L’ILIADE ET L’ODYSSÉE

d’après Homère
adaptation et mise en scène Pauline Bayle

L’ILIADE

« Game of Troy »

 

A l’heure où Marvel et Disney imposent leur imaginaire à coups de milliards, de CGI, de combats titanesques, où se mêlent hommes et dieux, à l’heure de Avengers endgame donc, Pauline Bayle entre en résistance. Elle livre  une bataille artistique pour un autre spectaculaire. Ici les combats épiques ne passent que par la force du verbe. Ils ne sont jamais joués, ni même mimés. Les effets spéciaux résident dans le contenu de quelques seaux (armure, fleuve, feu de la guerre…). Les personnages sont uniquement campés par la puissance de leur nom, clamé en étendard. La virilité des hommes de guerre (Ajax, Hector, Achille) ? La féminité d’Aphrodite, d’Hélène ? L’une comme l’autre sont indifféremment supportées par hommes ou femmes.

Pauline Bayle a des choix tranchés, dont elle garde la cohérence de bout en bout. Aux humains le tragique (dans le fond comme dans la forme). Ils aiment vraiment, meurent vraiment. Sans jamais aucun second degré. Aux dieux la comédie. Aux éternels rien n’arrive jamais de vraiment important. Dans l’éternité tout devient trivial de n’avoir pas de terme. Ils sont joués à l’extrême de la parodie bouffonne, jusqu’au sketch parfois. Mais la guerre fini par trouver son vainqueur. Tout est gagné, tout est perdu. Selon le camp où l’on se trouve.

 

photo (c) Blandine soulage

 

L’ODYSSÉE

« Ulysse is coming »

 

Disparue Troie et son épopée, l’Olympe et son kitsch de télé-réalité. Il ne reste qu’Ulysse, migrant de toujours, lost in translation, entre Troie et Ithaque. Même si, de loin en loin, Athéna intervient, le plateau est laissé à l’humanité des mortels. Moins d’artifices scéniques, et plus d’émotion. Beaucoup plus d’émotion, et d’humanité dans cette seconde partie, la plus réussie des deux. La figure irreprésentable, car présente en chacun, de l’homme errant et nécessiteux, recherchant une terre aimée et aimante, et diffractée par Pauline Bayle sur les cinq comédiens. Le procédé fonctionne à merveille.

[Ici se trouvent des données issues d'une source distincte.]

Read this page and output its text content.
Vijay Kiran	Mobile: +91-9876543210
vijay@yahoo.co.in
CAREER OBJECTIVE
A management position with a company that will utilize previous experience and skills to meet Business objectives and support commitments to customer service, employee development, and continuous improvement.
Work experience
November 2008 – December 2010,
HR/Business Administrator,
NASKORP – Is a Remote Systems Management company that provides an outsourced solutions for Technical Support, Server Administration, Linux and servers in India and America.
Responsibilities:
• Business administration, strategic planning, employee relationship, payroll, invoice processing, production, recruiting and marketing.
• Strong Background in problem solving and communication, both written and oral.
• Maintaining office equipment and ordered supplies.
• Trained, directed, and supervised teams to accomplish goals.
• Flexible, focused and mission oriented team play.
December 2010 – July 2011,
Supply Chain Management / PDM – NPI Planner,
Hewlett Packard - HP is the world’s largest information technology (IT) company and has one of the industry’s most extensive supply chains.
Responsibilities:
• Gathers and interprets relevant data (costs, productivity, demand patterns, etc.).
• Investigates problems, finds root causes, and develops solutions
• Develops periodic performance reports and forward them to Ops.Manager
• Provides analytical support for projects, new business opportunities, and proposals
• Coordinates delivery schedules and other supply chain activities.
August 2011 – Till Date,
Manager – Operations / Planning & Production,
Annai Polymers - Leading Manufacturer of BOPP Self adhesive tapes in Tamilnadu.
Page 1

L’universalité mythique de cette figure gagne en singularité par le biais de cette polyphonie. Passant par la voix de l’une, le corps d’un autre, la souffrance d’Ulysse s’enrichit à chaque fois de quelque chose de particulier et profond. Cet homme qui se présente en se nommant « Personne » (persona en latin voulant dire masque), existe plus fortement d’être ainsi désincarné. Cet homme qui ne peut aborder Ithaque qu' »invisible », sous les traits d’un étranger mendiant ; cet étranger « est un cadeau des dieux qui doit être accueilli avec respect. Petite obole grande joie. » nous dit Homère.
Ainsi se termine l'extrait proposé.